- Episode no.: Season 5 Episode 8
- Directed by: LeVar Burton
- Written by: Michael Taylor
- Production code: 506
- Original air date: November 18, 1996

Guest appearances
- Marc Alaimo as Gul Dukat; Victor Bevine as Belar; Andrew J. Robinson as Garak; Kurtwood Smith as Thrax;

Episode chronology
| ← Previous "Let He Who Is Without Sin..." | Next → "The Ascent" |
- Star Trek: Deep Space Nine season 5

= Things Past (Star Trek: Deep Space Nine) =

"Things Past" is the 106th episode of the television series Star Trek: Deep Space Nine, the eighth episode of the fifth season.
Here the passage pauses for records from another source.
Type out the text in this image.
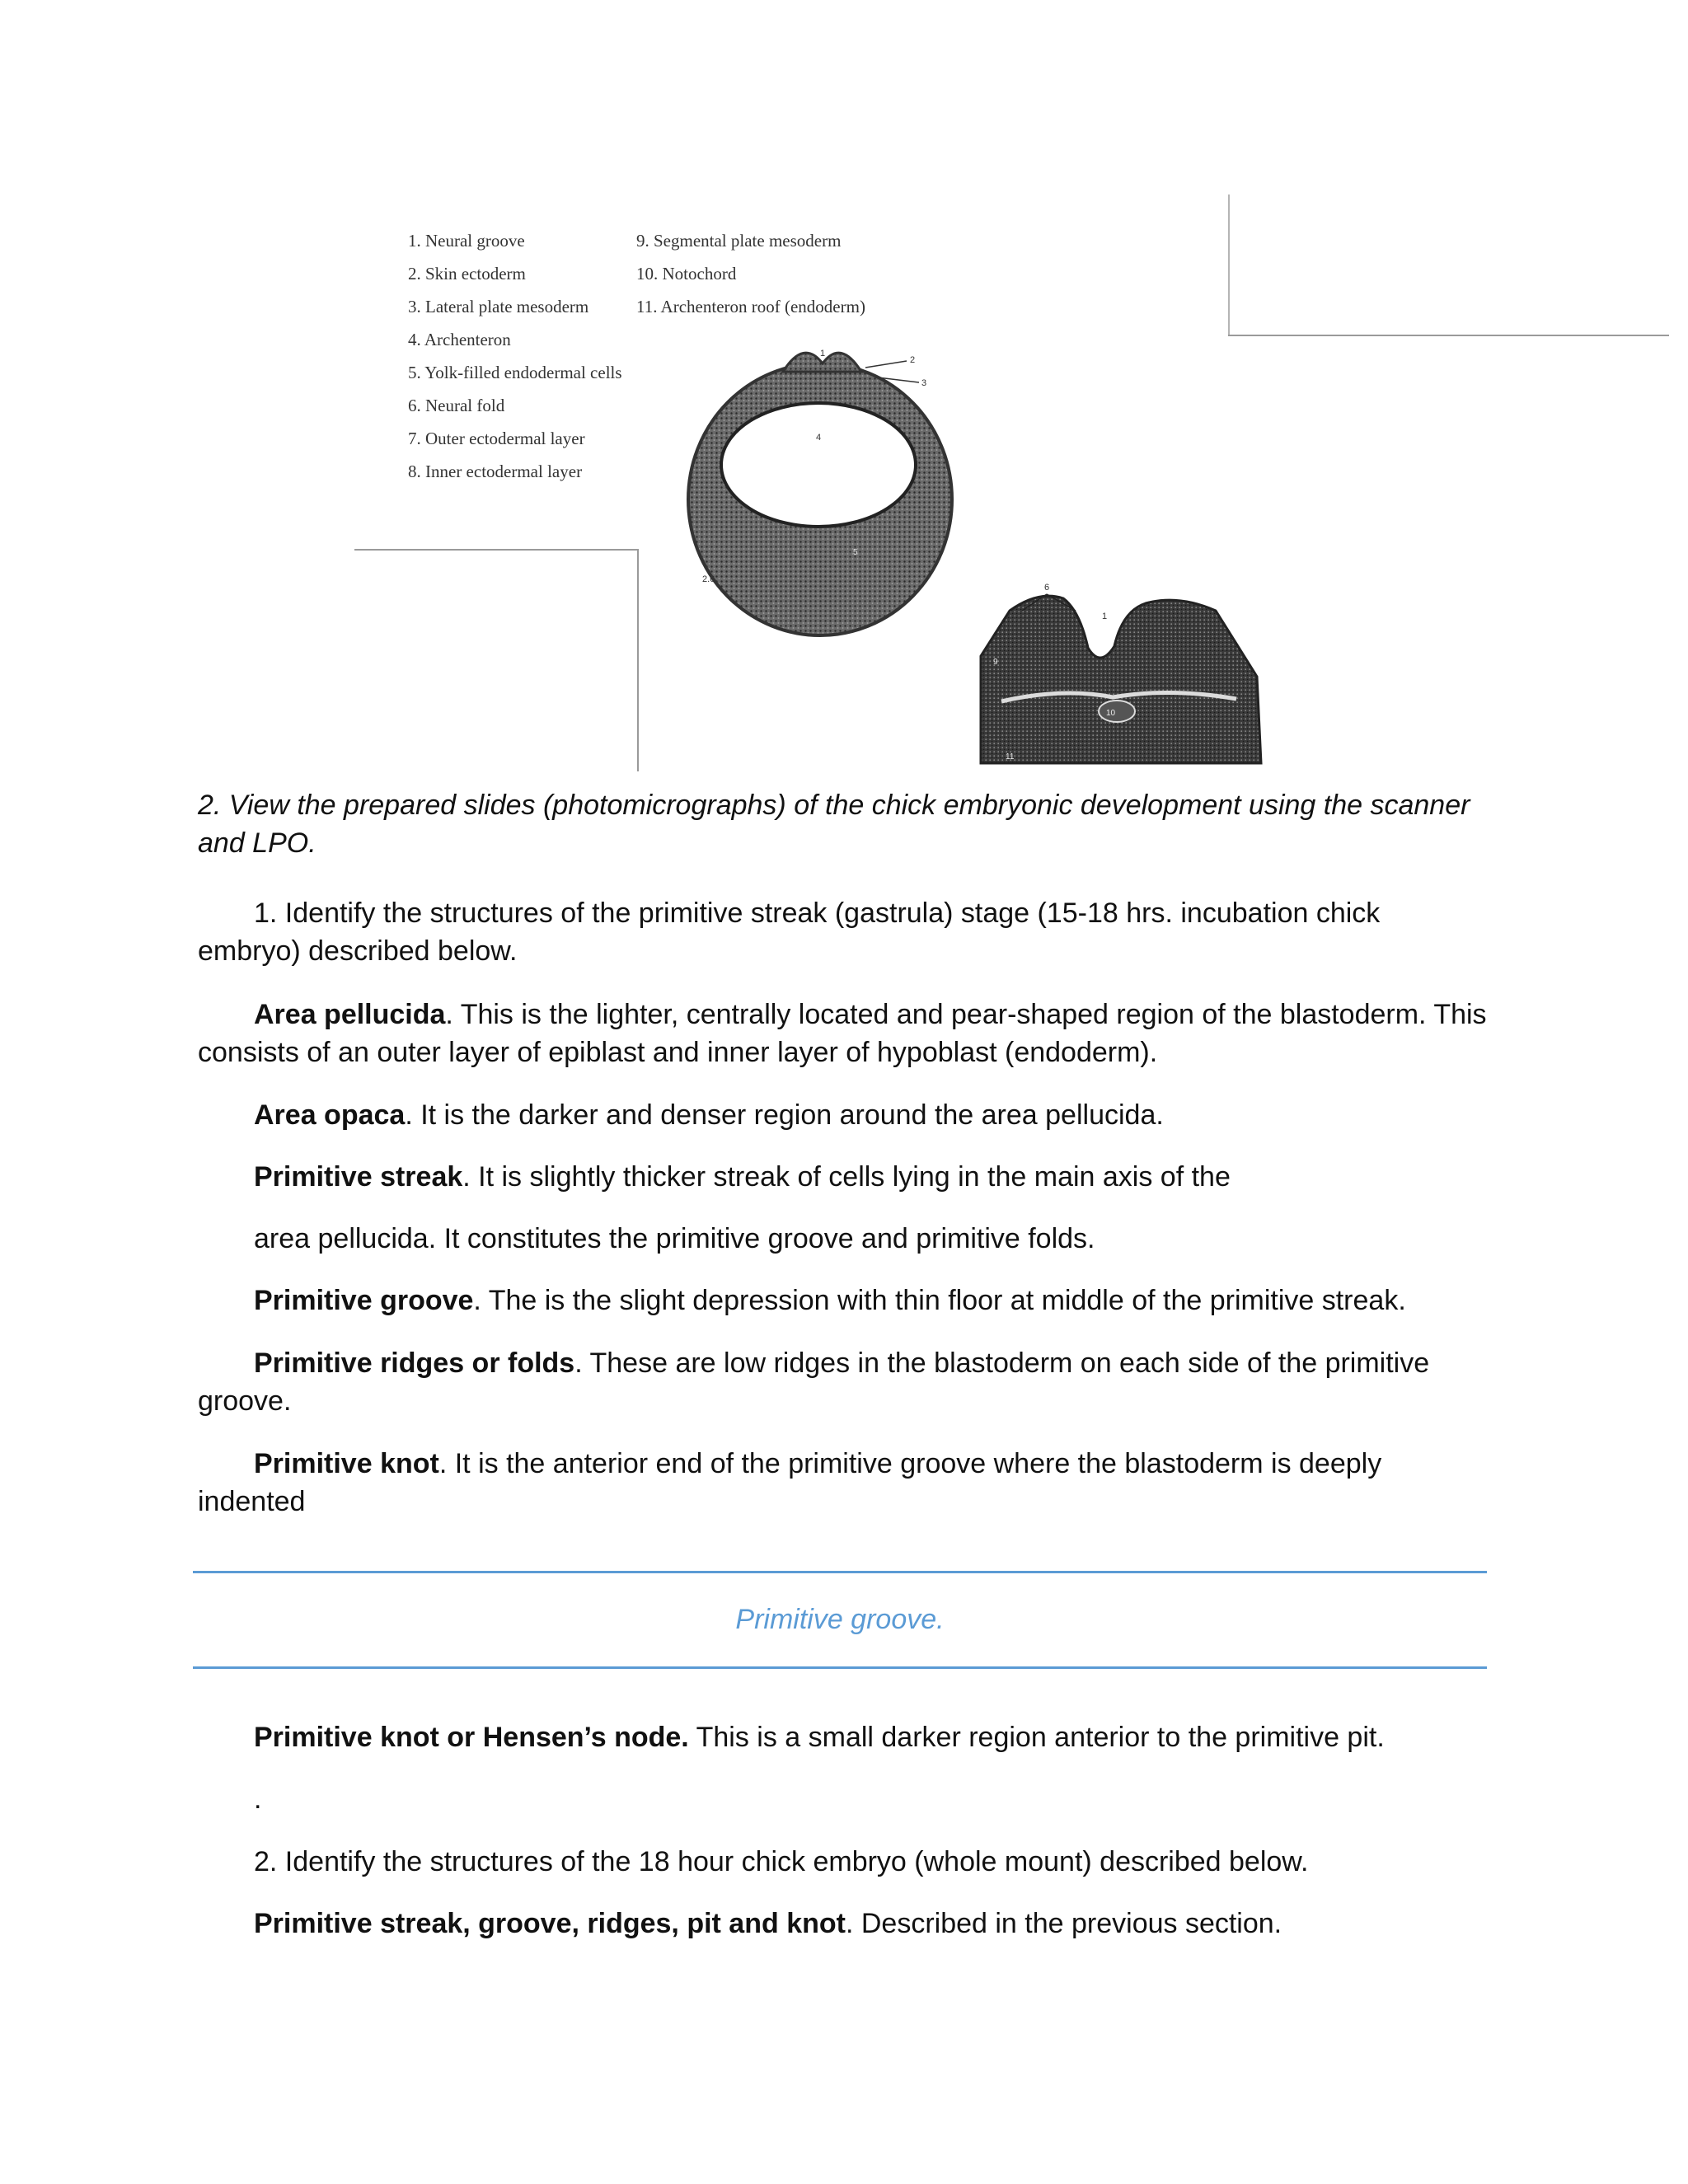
1. Neural groove
2. Skin ectoderm
3. Lateral plate mesoderm
4. Archenteron
5. Yolk-filled endodermal cells
6. Neural fold
7. Outer ectodermal layer
8. Inner ectodermal layer
9. Segmental plate mesoderm
10. Notochord
11. Archenteron roof (endoderm)
1
2
3
4
5
2.6
6
1
10
11
9
2. View the prepared slides (photomicrographs) of the chick embryonic development using the scanner
and LPO.
1. Identify the structures of the primitive streak (gastrula) stage (15-18 hrs. incubation chick
embryo) described below.
Area pellucida. This is the lighter, centrally located and pear-shaped region of the blastoderm. This
consists of an outer layer of epiblast and inner layer of hypoblast (endoderm).
Area opaca. It is the darker and denser region around the area pellucida.
Primitive streak. It is slightly thicker streak of cells lying in the main axis of the
area pellucida. It constitutes the primitive groove and primitive folds.
Primitive groove. The is the slight depression with thin floor at middle of the primitive streak.
Primitive ridges or folds. These are low ridges in the blastoderm on each side of the primitive
groove.
Primitive knot. It is the anterior end of the primitive groove where the blastoderm is deeply
indented
Primitive groove.
Primitive knot or Hensen’s node. This is a small darker region anterior to the primitive pit.
.
2. Identify the structures of the 18 hour chick embryo (whole mount) described below.
Primitive streak, groove, ridges, pit and knot. Described in the previous section.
Set in the 24th century, the series follows the adventures on the space station Deep Space Nine near the planet Bajor, as Bajor recovers from a brutal, decades-long occupation by the imperialistic Cardassians. In this episode, DS9s captain Benjamin Sisko, security chief Odo and science officer Jadzia Dax, along with exiled Cardassian spy Garak, experience events that took place on Deep Space Nine during the Cardassian occupation, from the perspective of falsely-accused Bajoran prisoners.

"Things Past" received a Nielsen rating of 6.0 corresponding to	5,800,000 viewers, when it was shown on television in 1996.

==Plot==
While returning in a runabout from a conference on Bajor, Sisko, Odo, Dax and Garak encounter an unknown spatial anomaly. When the runabout arrives at Deep Space Nine, all four are discovered to be in a comatose state.

Meanwhile, the four find themselves years in the past, on Terok Nor (as DS9 was then called) during the Cardassian occupation of Bajor. They appear to have taken the identities of Bajorans. Odo, acting anxious and suspicious, reveals that the Bajorans whose lives they have assumed were executed for an attempt on Cardassian prefect Gul Dukat's life, although they were innocent of the crime. Inconsistencies soon pop up: Thrax (Kurtwood Smith), Odo's predecessor as chief of security, is present, but Garak discovers that the current date is during the time when Odo was security chief.

They set about finding a way to escape the station and avoid execution, but when the assassination attempt is made, they are arrested as Odo predicted. Odo pleads with Thrax to conduct a thorough investigation, which will exonerate the Bajorans, but Thrax is implacable. Odo is eventually forced to accept the truth: it was himself, not Thrax, who had the Bajorans executed, although the evidence against them was largely circumstantial, as Dukat simply wanted to make an example of them. He admits that he cared more about the rule of law than justice, and he vowed never to do so again.

The four awaken in the infirmary, where Dr. Bashir reveals that the anomaly triggered a telepathic experience; Odo was thinking about his guilt over the executions at the time the runabout encountered the anomaly. In the final scene of the episode, Kira Nerys, the Bajoran first officer of Deep Space Nine and Odo's good friend, asks Odo if any other innocent people died on his watch; he replies that he can't be sure, but that he hopes not.

== Reception ==
Tor.com gave the episode four out of ten.